TEMPO.CO, Semarang - Dalam sidang perdana hari ini, Senin, 22 Mei 2017, Bupati Klaten nonaktif Sri Hartini didakwa oleh jaksa penuntut umum Komisi Pemberantasan Korupsi menerima suap dan gratifikasi terkait penataan struktur organisasi dan tata kerja (SOTK) yang totalnya mencapai Rp 12 miliar.
"Terdakwa dijerat dengan dakwaan ganda," ujar jaksa penuntut umum Afni Carolina di Pengadilan Tindak Pidana Korupsi Semarang, Senin, 22 Mei 2017.
Baca juga: Kasus Suap, KPK Dalami Keterlibatan Anak Bupati Klaten
Pada dakwaan pertama, Bupati Klaten nonaktif Sri Hartini didakwa melanggar Pasal 12a Undang-undang Nomor 31 tahun 1999 yang diubah dan ditambahkan dengan Undang-undang Nomor 20 tahun 2001 tentang Pemberantasan Tindak Pidana Korupsi juncto Pasal 64 ayat 1 Kitab Undang-Undang Hukum Pidana.
Menurut Afni, terdakwa didakwa menerima hadiah atau janji berupa uang dengan total sebesar Rp 2,98 miliar yang berkaitan dengan penataan struktur organisasi dan tata kerja (SOTK) baru di lingkungan Pemerintah Kabupaten Klaten.
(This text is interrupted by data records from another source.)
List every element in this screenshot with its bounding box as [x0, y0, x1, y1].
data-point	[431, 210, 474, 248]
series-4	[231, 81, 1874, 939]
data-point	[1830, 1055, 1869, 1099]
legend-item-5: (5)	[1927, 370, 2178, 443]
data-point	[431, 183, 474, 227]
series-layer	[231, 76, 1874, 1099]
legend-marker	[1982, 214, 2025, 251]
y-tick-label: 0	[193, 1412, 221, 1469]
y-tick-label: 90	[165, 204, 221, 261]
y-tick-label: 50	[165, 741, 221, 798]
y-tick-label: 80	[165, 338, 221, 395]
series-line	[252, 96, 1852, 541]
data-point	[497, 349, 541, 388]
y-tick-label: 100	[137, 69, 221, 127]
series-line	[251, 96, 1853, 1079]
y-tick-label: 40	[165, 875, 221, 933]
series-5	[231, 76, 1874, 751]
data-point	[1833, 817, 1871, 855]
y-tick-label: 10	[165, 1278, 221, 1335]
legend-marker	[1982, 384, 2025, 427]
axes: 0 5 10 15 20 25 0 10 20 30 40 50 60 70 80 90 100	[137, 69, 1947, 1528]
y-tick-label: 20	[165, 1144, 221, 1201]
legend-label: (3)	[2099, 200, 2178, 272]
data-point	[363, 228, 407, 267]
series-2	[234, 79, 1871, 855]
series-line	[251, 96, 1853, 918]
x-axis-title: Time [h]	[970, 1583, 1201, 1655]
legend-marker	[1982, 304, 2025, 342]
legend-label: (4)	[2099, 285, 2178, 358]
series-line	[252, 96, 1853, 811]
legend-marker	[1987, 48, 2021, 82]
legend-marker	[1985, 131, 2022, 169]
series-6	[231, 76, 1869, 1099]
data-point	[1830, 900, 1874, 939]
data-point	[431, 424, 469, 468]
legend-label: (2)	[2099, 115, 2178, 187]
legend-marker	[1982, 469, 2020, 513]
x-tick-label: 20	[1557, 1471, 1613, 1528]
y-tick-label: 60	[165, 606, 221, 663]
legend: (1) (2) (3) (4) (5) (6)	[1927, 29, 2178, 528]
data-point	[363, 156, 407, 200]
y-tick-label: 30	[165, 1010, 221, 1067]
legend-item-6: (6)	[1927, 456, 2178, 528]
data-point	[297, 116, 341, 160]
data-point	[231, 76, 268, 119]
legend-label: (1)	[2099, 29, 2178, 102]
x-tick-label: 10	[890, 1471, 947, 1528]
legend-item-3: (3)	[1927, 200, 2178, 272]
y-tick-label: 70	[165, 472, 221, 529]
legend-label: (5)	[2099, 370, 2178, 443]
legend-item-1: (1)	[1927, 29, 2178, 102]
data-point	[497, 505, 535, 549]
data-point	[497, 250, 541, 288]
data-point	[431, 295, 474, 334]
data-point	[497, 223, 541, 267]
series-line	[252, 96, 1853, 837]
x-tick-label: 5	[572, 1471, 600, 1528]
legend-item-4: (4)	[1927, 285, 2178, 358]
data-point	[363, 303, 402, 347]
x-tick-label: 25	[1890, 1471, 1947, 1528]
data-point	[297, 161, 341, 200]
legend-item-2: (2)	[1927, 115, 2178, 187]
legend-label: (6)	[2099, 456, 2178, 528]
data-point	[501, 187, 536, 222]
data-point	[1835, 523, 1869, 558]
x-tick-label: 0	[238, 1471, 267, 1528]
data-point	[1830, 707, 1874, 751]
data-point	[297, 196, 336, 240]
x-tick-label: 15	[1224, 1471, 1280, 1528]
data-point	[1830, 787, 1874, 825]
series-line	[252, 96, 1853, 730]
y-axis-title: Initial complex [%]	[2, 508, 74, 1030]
Besaran suap yang disebut sebagai uang syukuran tersebut bervariasi tergantung tingkat jabatan yang akan ditempati.
"Pemberian uang tersebut bertujuan untuk menggerakkan terdakwa berkaitan dengan penataan SOTK baru," katanya dalam sidang yang dipimpin Hakim Ketua Antonius Widjantono tersebut.
Simak pula: Suap Jabatan, KPK Periksa Anak Bupati Klaten sebagai Saksi
Sementara pada dakwaan kedua, jaksa mendakwa Sri Hartini dengan Pasal 12b Undang-undang Nomor 31 tahun 1999 yang diubah dan ditambahkan dengan Undang-undang Nomor 20 tahun 2001 tentang Pemberantasan Tindak Pidana Korupsi.
Terdakwa menerima hadiah atau gratifikasi yang nilainya mencapai Rp 9,17 miliar dari sejumlah orang yang berkaitan dengan berbagai hal di bidang pemerintahan. Gratifikasi itu di antaranya diterima Sri Hartini dari 148 kepala desa berkaitan dengan pengelolaan dana bantuan keuangan desa. Tiap kepala desa memberi dana setoran berkisar antara Rp 7,5 juta hingga Rp 200 juta. Total gratifikasi yang diterima berkaitan dengan pengucuran dana bantuan keuangan desa tersebut mencapai Rp 4,8 miliar.
Atas pemberian uang tersebut, kata dia, terdakwa tidak pernah melaporkan kepada KPK hingga batas waktu yang ditentukan.
Lihat juga: Penyuapnya Mau Disidang, Bupati Klaten Yakin Segera Menyusul
Atas dakwaan jaksa tersebut, Sri Hartini menyatakan sudah memahami dan tidak akan mengajukan tanggapan. Sri Hartini meminta seluruh fakta di balik perkara yang dialaminya diungkap agar dirinya bisa mendapatkan keadilan.
Bupati Klaten nonaktif Sri Hartini ditangkap melalui operasi tangkap tangan KPK pada Jumat pagi, 30 Desember 2016. Dia ditangkap karena diduga menerima setoran dari para pegawai negeri sipil terkait dengan promosi jabatan. Pada Sabtu, 31 Desember 2016, KPK menetapkan Sri Hartini sebagai tersangka penerima suap bersama Kepala Seksi SMP Dinas Pendidikan Klaten Suramlan sebagai tersangka pemberi suap.